For arbitrary metric spaces, if $\sup E\not\in E$, then must $\sup E$ be a limit point of $E$? Let $E\subset\mathbf R$, and suppose that $\sup E$ exists in $\mathbf R$. It is not too difficult to prove that if $\sup E\not\in E$, then $\sup E$ is a limit point of $E$:

Let $\alpha=\sup E$, and suppose that $\alpha$ is not a limit point of $E$. Then there is a $h>0$ such that $(\alpha-h,\alpha+h)$ does not contain any members of $E$. Hence every member of $E$ must be less than or equal to $\alpha-h$. But this contradicts the fact that $\alpha$ is the least upper bound of $E$.

My question is: can this proof be generalised? More explicitly, suppose that $X$ is both an ordered set and a metric space, and let $E\subset X$. Assuming that $\sup E$ exists in $X$, must it be the case that if $\sup E\not\in E$, then $\sup E$ is a limit point of $E$? In case the answer is negative, is there an extra condition which does guarantee this property?
 A: The answer is quite trivially negative when the order and metric are unrelated, but it is also negative in a suitably good setup, like subspace of order topology.
Consider $X=[0,1)\cup \{2\}$ and $E=[0,1)$ with the Euclidean metric and order. Note that $2$ is the supremum of $E$ but it is not its limit point. This space however is only a subspace of order topology.

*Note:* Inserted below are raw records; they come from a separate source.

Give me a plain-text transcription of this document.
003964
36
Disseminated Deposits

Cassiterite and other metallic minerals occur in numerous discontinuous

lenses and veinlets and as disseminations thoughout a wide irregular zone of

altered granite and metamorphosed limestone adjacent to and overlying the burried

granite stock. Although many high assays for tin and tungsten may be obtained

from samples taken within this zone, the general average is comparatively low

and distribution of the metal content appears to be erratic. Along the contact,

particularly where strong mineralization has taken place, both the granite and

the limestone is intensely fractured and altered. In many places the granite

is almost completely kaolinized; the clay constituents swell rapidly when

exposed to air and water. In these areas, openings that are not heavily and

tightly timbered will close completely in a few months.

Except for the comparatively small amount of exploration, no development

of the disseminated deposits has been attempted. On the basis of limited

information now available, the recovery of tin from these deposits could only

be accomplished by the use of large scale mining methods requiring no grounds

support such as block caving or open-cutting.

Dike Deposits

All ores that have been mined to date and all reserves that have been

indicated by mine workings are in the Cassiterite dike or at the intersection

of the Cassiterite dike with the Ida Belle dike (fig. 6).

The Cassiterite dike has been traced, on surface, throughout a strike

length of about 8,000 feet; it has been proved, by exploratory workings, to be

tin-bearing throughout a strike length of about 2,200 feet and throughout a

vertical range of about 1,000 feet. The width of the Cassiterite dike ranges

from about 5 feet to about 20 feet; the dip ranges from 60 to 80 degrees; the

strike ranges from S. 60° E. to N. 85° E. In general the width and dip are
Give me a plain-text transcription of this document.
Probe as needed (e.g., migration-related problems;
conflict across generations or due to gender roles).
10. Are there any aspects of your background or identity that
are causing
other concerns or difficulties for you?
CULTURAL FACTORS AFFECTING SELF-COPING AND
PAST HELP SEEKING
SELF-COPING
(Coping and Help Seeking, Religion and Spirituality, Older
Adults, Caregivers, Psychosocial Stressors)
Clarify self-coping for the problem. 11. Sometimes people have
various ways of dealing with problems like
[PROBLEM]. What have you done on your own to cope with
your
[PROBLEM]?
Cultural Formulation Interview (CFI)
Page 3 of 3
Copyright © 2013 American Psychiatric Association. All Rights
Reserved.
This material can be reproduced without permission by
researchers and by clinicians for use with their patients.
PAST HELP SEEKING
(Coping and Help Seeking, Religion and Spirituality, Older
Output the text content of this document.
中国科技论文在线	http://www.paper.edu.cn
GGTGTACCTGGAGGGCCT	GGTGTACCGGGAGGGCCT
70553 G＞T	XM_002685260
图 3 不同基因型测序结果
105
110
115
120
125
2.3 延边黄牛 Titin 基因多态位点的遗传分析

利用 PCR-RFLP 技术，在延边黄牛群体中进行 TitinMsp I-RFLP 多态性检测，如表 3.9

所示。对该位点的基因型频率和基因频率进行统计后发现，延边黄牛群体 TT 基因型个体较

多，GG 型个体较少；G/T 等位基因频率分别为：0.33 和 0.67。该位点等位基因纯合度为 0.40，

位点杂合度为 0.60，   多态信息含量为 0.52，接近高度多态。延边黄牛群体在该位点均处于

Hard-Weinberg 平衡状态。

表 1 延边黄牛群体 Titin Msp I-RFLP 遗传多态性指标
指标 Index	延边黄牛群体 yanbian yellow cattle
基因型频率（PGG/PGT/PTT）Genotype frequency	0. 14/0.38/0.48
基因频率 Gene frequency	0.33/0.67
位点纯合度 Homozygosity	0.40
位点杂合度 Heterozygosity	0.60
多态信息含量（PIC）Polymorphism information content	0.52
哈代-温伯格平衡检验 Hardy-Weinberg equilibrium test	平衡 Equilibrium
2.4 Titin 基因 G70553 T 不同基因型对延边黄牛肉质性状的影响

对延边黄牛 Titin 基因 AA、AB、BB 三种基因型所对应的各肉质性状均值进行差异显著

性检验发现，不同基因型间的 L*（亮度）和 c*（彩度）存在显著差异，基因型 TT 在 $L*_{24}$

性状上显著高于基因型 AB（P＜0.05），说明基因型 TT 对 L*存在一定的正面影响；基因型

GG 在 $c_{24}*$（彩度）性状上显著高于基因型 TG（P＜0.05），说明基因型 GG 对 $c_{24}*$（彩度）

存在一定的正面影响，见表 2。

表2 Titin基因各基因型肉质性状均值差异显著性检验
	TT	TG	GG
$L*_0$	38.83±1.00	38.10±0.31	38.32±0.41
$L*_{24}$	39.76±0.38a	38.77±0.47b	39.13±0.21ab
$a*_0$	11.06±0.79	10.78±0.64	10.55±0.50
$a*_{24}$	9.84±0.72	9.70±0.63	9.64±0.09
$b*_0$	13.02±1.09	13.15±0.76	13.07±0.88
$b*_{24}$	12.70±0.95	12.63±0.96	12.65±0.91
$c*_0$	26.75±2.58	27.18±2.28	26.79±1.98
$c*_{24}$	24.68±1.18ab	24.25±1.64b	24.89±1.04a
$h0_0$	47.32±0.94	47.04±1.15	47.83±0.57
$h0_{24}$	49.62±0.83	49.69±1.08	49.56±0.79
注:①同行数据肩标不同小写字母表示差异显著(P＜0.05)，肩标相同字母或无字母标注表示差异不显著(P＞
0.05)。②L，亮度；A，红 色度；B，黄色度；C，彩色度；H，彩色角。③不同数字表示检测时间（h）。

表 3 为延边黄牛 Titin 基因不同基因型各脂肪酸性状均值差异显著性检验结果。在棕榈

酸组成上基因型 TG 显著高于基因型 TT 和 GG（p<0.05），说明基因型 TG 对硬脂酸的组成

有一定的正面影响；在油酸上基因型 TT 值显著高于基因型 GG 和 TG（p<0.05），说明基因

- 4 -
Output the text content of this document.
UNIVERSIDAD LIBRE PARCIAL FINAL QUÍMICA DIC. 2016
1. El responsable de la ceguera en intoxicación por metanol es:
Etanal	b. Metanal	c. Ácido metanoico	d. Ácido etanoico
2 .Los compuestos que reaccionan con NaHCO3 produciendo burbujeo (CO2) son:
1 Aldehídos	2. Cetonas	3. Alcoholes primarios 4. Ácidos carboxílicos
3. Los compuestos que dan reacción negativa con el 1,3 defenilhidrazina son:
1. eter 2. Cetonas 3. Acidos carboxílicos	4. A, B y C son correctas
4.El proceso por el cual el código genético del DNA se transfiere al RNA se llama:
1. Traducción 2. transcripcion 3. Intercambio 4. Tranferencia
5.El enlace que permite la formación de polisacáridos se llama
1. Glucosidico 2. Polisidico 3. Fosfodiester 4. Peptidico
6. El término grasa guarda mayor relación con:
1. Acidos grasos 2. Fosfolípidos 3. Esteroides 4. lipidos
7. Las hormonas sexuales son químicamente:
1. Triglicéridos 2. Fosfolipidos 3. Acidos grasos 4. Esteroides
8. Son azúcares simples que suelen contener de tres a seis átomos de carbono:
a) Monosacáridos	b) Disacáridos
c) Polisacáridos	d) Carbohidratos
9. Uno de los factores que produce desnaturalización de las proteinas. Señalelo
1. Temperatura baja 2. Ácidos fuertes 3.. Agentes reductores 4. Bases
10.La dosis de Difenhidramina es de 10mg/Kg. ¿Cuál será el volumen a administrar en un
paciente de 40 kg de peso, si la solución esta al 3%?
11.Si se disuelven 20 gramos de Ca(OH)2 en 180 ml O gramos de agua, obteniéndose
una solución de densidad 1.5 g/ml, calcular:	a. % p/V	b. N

It is not the order topology for the inherited order (that would be homeomorphic to $[0,1]$ interval).
In general it is true for order topology over total order. In that situation let $s=\sup E\not\in E$. Then for any $x\in E$ there is $y\in E$ such that $x<y<s$. Therefore every open neighbourhood of $s$ contains some element from $E$ and so it is a limit point of $E$.
If the partial order is not total then again there are counterexamples, even for order topology. For example consider $X=\{0,1,2\}$ with $0<2$ and $1<2$, while $0$ and $1$ are unrelated. The induced order topology has only two (nontrivial) open subsets: $\{0,1\}$ and $\{2\}$. So $E=\{0,1\}$ has $2$ as the supremum but it is not its limit point.